Zhu Shunsui was a Ming loyalist who became a prominent Confucian scholar in Japan, after fleeing there following the fall of the Ming Dynasty.

Zhu was originally from the town of Yuyao in Zhejiang province. During the fall of the Ming Dynasty, Zhu journeyed to Japan four times; he also met with Coxinga and attempted to secure Japanese aid for combatting the Qing, but was ultimately unsuccessful.

He left China and arrived in Nagasaki for the first time in 1642. For the following two years, he spent time in Nagasaki, Quang Nam (Vietnam), and Ayutthaya (Thailand), among other places, seeking aid against the Manchu threat. In 1644, as Beijing fell, he gave up, settling more permanently in Japan. In Nagasaki, he came to live together with Andô Seian, a Confucian scholar in service to Yanagawa han (Chikugo province).

In 1665, Tokugawa Mitsukuni, lord of Mito han, then invited Shunsui to become a scholar in his service, and to take up residence within the domain's naka yashiki mansion in the Hongô area of Edo (today part of the Faculty of Agriculture campus of the University of Tokyo). Zhu played a significant role in the birth and development of Mitogaku (the Mito school of historical philosophy), and in the Mito project of the Dai Nihon Shi. His students included Kinoshita Jun'an and Asaka Tanpaku. Impressed with his scholarship and service, Mitsukuni granted Zhu a posthumous name, Wéngōng (J: Monkyô). Shunsui was his scholarly pseudonym (C: hào, J: ).

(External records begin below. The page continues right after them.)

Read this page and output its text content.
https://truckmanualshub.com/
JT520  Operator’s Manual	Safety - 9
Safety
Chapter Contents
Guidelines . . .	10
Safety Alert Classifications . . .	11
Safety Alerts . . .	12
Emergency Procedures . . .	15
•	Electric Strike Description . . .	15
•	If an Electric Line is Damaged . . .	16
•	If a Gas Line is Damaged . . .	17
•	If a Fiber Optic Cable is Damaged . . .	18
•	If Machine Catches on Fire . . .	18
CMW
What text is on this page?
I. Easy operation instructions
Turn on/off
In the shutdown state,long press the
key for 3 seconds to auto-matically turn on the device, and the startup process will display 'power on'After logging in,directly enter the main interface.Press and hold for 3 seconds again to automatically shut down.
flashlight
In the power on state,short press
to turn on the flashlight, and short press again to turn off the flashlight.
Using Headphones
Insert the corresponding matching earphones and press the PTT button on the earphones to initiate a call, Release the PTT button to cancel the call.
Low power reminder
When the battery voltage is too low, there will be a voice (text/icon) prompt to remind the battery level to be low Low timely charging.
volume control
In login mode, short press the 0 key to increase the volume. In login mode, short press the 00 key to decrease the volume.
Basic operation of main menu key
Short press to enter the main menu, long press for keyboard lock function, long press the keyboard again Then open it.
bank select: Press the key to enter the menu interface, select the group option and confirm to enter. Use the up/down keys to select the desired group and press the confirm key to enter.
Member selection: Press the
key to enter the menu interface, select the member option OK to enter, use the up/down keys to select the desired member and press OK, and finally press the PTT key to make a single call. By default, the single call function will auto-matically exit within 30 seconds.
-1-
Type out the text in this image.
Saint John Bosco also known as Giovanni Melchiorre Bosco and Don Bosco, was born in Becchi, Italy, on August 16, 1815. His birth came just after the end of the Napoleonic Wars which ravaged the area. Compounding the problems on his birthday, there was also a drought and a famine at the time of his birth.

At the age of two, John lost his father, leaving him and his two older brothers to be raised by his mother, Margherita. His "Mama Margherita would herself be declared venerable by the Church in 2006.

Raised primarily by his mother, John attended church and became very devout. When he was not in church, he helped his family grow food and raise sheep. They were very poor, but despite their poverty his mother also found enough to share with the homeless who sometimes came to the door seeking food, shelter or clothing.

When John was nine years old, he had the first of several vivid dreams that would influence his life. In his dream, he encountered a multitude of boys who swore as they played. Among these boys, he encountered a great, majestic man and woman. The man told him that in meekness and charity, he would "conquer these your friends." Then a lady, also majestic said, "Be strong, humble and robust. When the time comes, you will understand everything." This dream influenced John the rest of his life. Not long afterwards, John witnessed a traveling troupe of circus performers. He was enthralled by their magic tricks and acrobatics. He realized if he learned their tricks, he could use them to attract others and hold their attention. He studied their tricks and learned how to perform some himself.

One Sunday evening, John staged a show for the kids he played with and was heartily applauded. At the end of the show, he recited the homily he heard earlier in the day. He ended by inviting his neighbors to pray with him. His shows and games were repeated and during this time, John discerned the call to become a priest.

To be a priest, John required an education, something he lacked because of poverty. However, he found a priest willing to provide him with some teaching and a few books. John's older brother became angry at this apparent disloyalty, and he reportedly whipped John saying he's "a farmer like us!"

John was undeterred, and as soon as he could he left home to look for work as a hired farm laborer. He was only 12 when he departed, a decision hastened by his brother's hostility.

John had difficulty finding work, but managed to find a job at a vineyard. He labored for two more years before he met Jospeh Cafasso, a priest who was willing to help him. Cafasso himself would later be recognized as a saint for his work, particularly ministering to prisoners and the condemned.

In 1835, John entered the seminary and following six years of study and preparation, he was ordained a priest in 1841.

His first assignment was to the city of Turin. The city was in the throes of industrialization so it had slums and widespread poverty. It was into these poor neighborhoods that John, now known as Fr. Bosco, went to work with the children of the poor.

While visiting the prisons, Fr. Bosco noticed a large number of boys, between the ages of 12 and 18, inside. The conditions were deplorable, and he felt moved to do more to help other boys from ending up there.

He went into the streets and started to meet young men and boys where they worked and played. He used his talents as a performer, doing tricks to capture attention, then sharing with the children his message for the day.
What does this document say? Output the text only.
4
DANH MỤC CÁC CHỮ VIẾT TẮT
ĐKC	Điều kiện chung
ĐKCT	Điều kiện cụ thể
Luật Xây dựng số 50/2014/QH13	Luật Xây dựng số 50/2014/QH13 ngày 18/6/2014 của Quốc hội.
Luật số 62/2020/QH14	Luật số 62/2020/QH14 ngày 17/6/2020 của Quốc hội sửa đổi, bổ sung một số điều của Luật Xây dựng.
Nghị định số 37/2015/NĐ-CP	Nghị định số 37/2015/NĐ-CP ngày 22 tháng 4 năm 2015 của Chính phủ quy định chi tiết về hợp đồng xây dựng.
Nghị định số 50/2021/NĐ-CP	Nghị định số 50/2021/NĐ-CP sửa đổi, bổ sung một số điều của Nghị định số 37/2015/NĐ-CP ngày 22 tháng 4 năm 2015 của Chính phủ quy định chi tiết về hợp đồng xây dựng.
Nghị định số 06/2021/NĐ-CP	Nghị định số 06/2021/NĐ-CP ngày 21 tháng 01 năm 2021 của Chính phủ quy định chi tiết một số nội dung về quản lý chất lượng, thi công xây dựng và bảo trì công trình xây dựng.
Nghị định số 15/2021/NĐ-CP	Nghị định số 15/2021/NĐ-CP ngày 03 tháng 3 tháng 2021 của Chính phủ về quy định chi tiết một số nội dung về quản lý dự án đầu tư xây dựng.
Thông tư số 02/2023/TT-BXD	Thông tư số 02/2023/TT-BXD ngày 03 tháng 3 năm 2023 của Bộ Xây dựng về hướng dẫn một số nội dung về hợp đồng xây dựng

He died in 1682 at the age of 83, in Edo.

References

  • "Zhu Shunsui," Bijutsu jinmei jiten 美術人名辞典, Shibunkaku.
  • "Zhu Shunsui," Digital-ban Nihon jinmei daijiten デジタル版 日本人名大辞典, Kodansha 2009.
  • Marius Jansen, China in the Tokugawa World, Harvard University Press (1992), 59.
  • Plaque at Zhu Shunsui Monument at University of Tokyo.[1]